Satellites that shoot. At present, when a weapon approaches a satellite, the satellite is helpless to fight back. But defensive weapons could be installed. The US and the USSR are studying such space-based weapons as lasers, particle beams, high-powered radio frequencies, and electronic counter-countermeasures.
Satellites that deceive. Filling the sky with bogus satellites could fool, or overload, enemy weapons-systems.
None of these defenses is foolproof. As a Pentagon study concludes:
``These defensive measures add to satellite costs, reduce useful payload weights, shorten mission lifetime, and add to system development and testing complexity; no single defensive measure is totally effective against all threats.''
There are two major reasons, however, that the US is researching this area with urgency.
The first is that the US has less flexibility in its satellite-launching capability than the Soviets. US satellites function for long periods of time (years) in space. Soviet satellites are short-lived (weeks or months). This has forced the Soviets to launch satellites on a frequent timetable.

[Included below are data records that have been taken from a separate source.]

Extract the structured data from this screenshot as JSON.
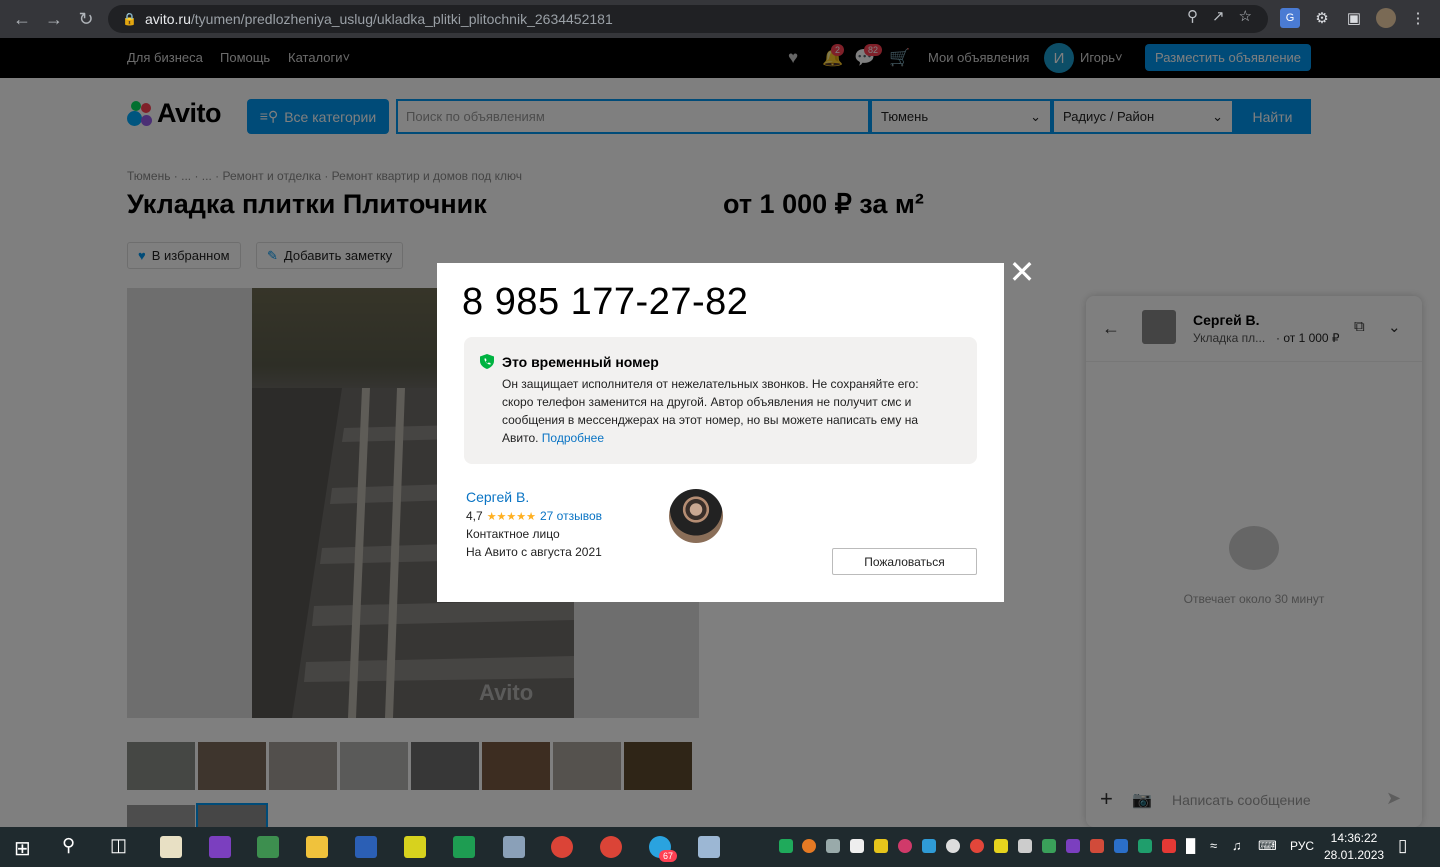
{
  "browser": {
    "url_host": "avito.ru",
    "url_path": "/tyumen/predlozheniya_uslug/ukladka_plitki_plitochnik_2634452181"
  },
  "topnav": {
    "links": [
      "Для бизнеса",
      "Помощь",
      "Каталоги"
    ],
    "notifications_badge": "2",
    "messages_badge": "82",
    "my_ads": "Мои объявления",
    "user_initial": "И",
    "user_name": "Игорь",
    "post_ad": "Разместить объявление"
  },
  "header": {
    "logo": "Avito",
    "categories_btn": "Все категории",
    "search_placeholder": "Поиск по объявлениям",
    "city": "Тюмень",
    "radius": "Радиус / Район",
    "find_btn": "Найти"
  },
  "listing": {
    "breadcrumbs": "Тюмень · ... · ... · Ремонт и отделка · Ремонт квартир и домов под ключ",
    "title": "Укладка плитки Плиточник",
    "price": "от 1 000 ₽ за м²",
    "favorite_btn": "В избранном",
    "note_btn": "Добавить заметку",
    "watermark": "Avito"
  },
  "chat": {
    "seller": "Сергей В.",
    "ad_short": "Укладка пл...",
    "price_short": "· от 1 000 ₽",
    "response_time": "Отвечает около 30 минут",
    "message_placeholder": "Написать сообщение"
  },
  "modal": {
    "phone": "8 985 177-27-82",
    "notice_title": "Это временный номер",
    "notice_text": "Он защищает исполнителя от нежелательных звонков. Не сохраняйте его: скоро телефон заменится на другой. Автор объявления не получит смс и сообщения в мессенджерах на этот номер, но вы можете написать ему на Авито.",
    "notice_more": "Подробнее",
    "seller_name": "Сергей В.",
    "rating": "4,7",
    "stars": "★★★★★",
    "reviews": "27 отзывов",
    "contact_role": "Контактное лицо",
    "member_since": "На Авито с августа 2021",
    "report_btn": "Пожаловаться"
  },
  "taskbar": {
    "lang": "РУС",
    "time": "14:36:22",
    "date": "28.01.2023",
    "telegram_badge": "67"
  },
  "colors": {
    "accent": "#0097f0",
    "link": "#0a74c4",
    "star": "#ffb021",
    "shield": "#00b341"
  }
}
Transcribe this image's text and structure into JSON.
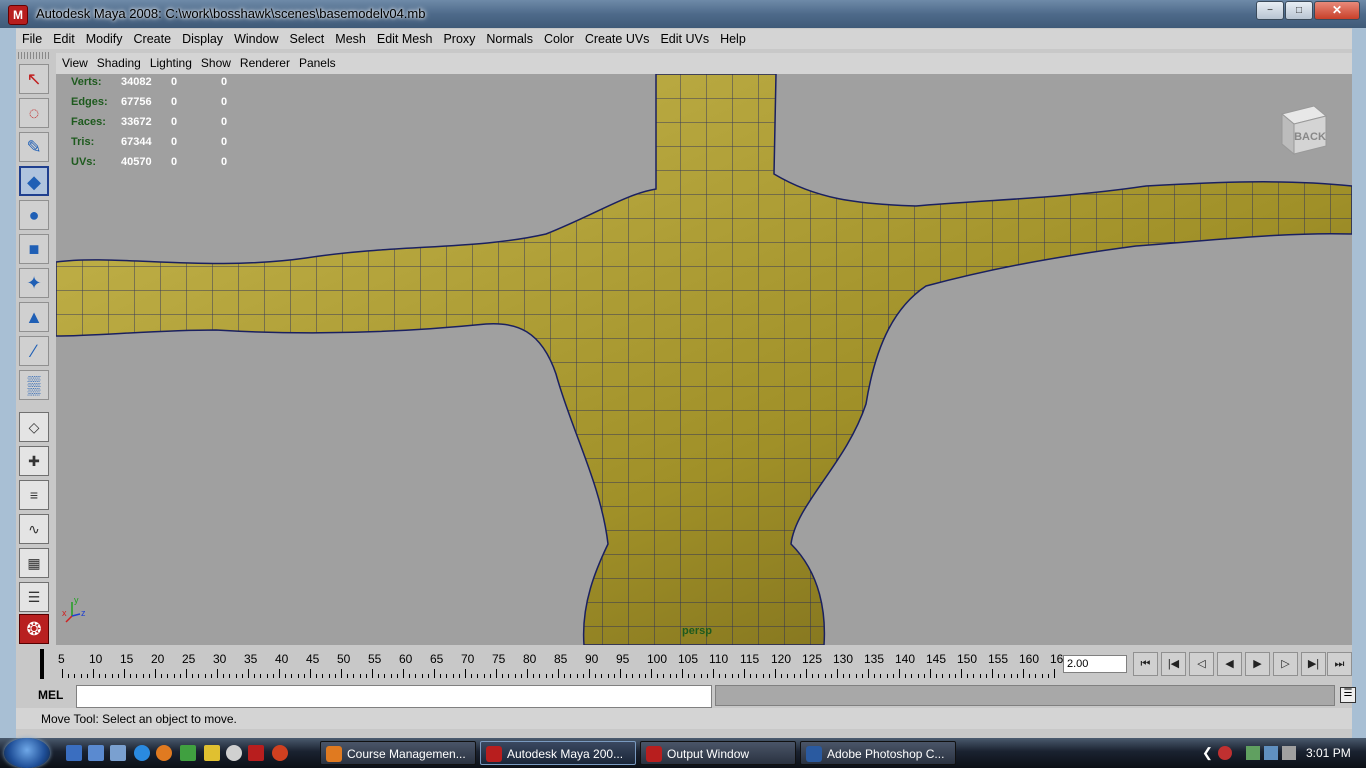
{
  "window": {
    "title": "Autodesk Maya 2008: C:\\work\\bosshawk\\scenes\\basemodelv04.mb",
    "minimize": "−",
    "maximize": "□",
    "close": "✕"
  },
  "menubar": [
    "File",
    "Edit",
    "Modify",
    "Create",
    "Display",
    "Window",
    "Select",
    "Mesh",
    "Edit Mesh",
    "Proxy",
    "Normals",
    "Color",
    "Create UVs",
    "Edit UVs",
    "Help"
  ],
  "panel_menu": [
    "View",
    "Shading",
    "Lighting",
    "Show",
    "Renderer",
    "Panels"
  ],
  "hud": [
    {
      "label": "Verts:",
      "v1": "34082",
      "v2": "0",
      "v3": "0"
    },
    {
      "label": "Edges:",
      "v1": "67756",
      "v2": "0",
      "v3": "0"
    },
    {
      "label": "Faces:",
      "v1": "33672",
      "v2": "0",
      "v3": "0"
    },
    {
      "label": "Tris:",
      "v1": "67344",
      "v2": "0",
      "v3": "0"
    },
    {
      "label": "UVs:",
      "v1": "40570",
      "v2": "0",
      "v3": "0"
    }
  ],
  "viewcube_label": "BACK",
  "camera_label": "persp",
  "axis": {
    "x": "x",
    "y": "y",
    "z": "z"
  },
  "tools": [
    "select-tool",
    "lasso-tool",
    "paint-select-tool",
    "move-tool",
    "rotate-tool",
    "scale-tool",
    "universal-manipulator",
    "soft-mod-tool",
    "show-manipulator",
    "last-tool"
  ],
  "timeline": {
    "labels": [
      "5",
      "10",
      "15",
      "20",
      "25",
      "30",
      "35",
      "40",
      "45",
      "50",
      "55",
      "60",
      "65",
      "70",
      "75",
      "80",
      "85",
      "90",
      "95",
      "100",
      "105",
      "110",
      "115",
      "120",
      "125",
      "130",
      "135",
      "140",
      "145",
      "150",
      "155",
      "160",
      "16"
    ],
    "current_frame_marker": "2",
    "current_time": "2.00"
  },
  "playback": [
    "⏮",
    "⏮",
    "|◀",
    "◀",
    "▶",
    "▶|",
    "⏭",
    "⏭"
  ],
  "mel": {
    "label": "MEL",
    "input": "",
    "script_button": "☰"
  },
  "help_line": "Move Tool: Select an object to move.",
  "taskbar": {
    "tasks": [
      {
        "label": "Course Managemen...",
        "color": "#e07a20",
        "active": false
      },
      {
        "label": "Autodesk Maya 200...",
        "color": "#b81e1e",
        "active": true
      },
      {
        "label": "Output Window",
        "color": "#b81e1e",
        "active": false
      },
      {
        "label": "Adobe Photoshop C...",
        "color": "#2a5aa0",
        "active": false
      }
    ],
    "clock": "3:01 PM"
  }
}
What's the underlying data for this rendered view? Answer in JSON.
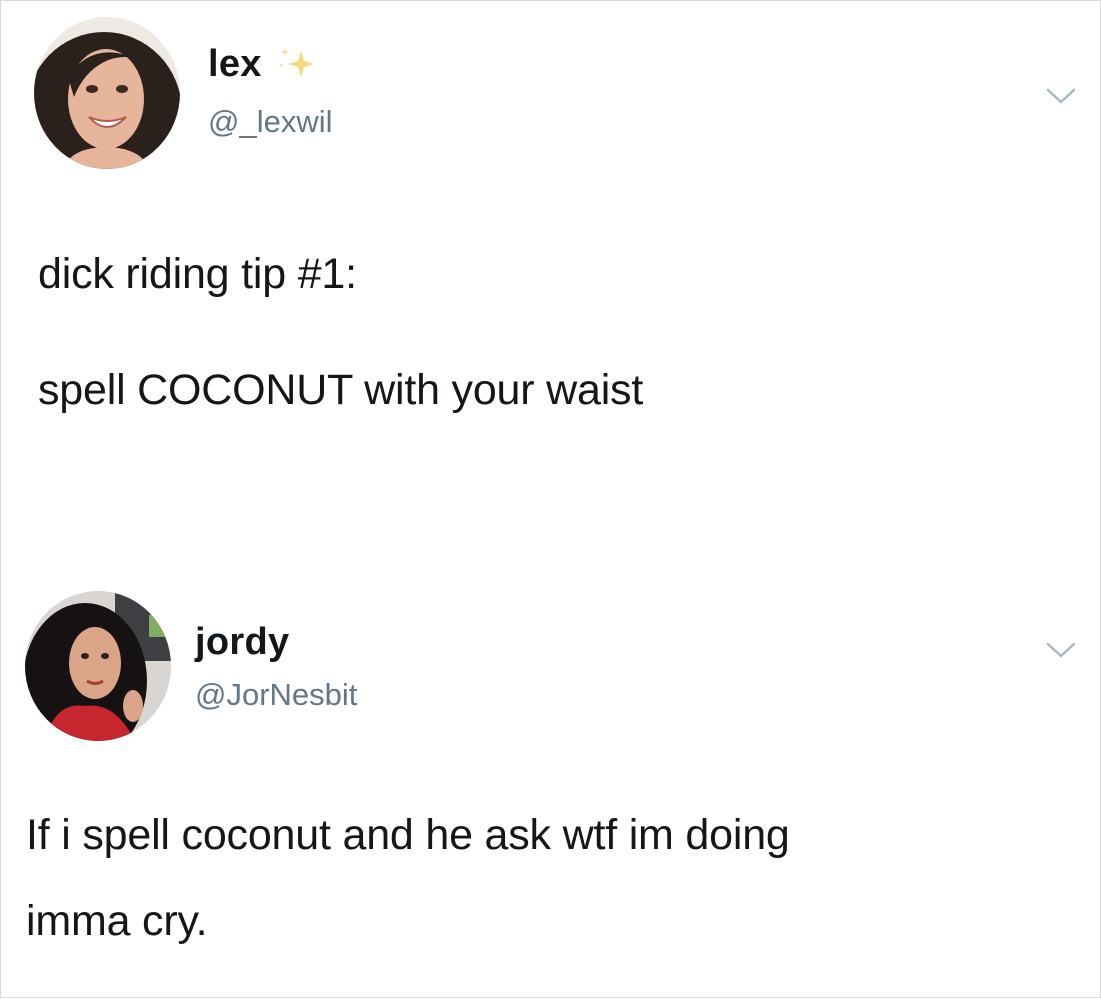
{
  "tweets": [
    {
      "display_name": "lex",
      "handle": "@_lexwil",
      "lines": [
        "dick riding tip #1:",
        "spell COCONUT with your waist"
      ],
      "avatar_icon": "profile-photo",
      "badge_icon": "sparkle-icon",
      "badge_color": "#f5d469"
    },
    {
      "display_name": "jordy",
      "handle": "@JorNesbit",
      "lines": [
        "If i spell coconut and he ask wtf im doing",
        "imma cry."
      ],
      "avatar_icon": "profile-photo"
    }
  ],
  "colors": {
    "text": "#14171a",
    "secondary_text": "#657786",
    "chevron": "#aab8c2",
    "background": "#ffffff"
  }
}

Even if the US swept every crucial Soviet satellite from the skies, the USSR would be back in business in weeks. It would take the US months, or years.
Also, top US intelligence officials have told Congress that the Soviets not only have an ASAT system in place, but they have newer, better ones close at hand.
The Soviet Union has a ground-based laser that could be used now for ASAT, US sources say. And a space-based laser could be tested in the early 1990s, the source adds.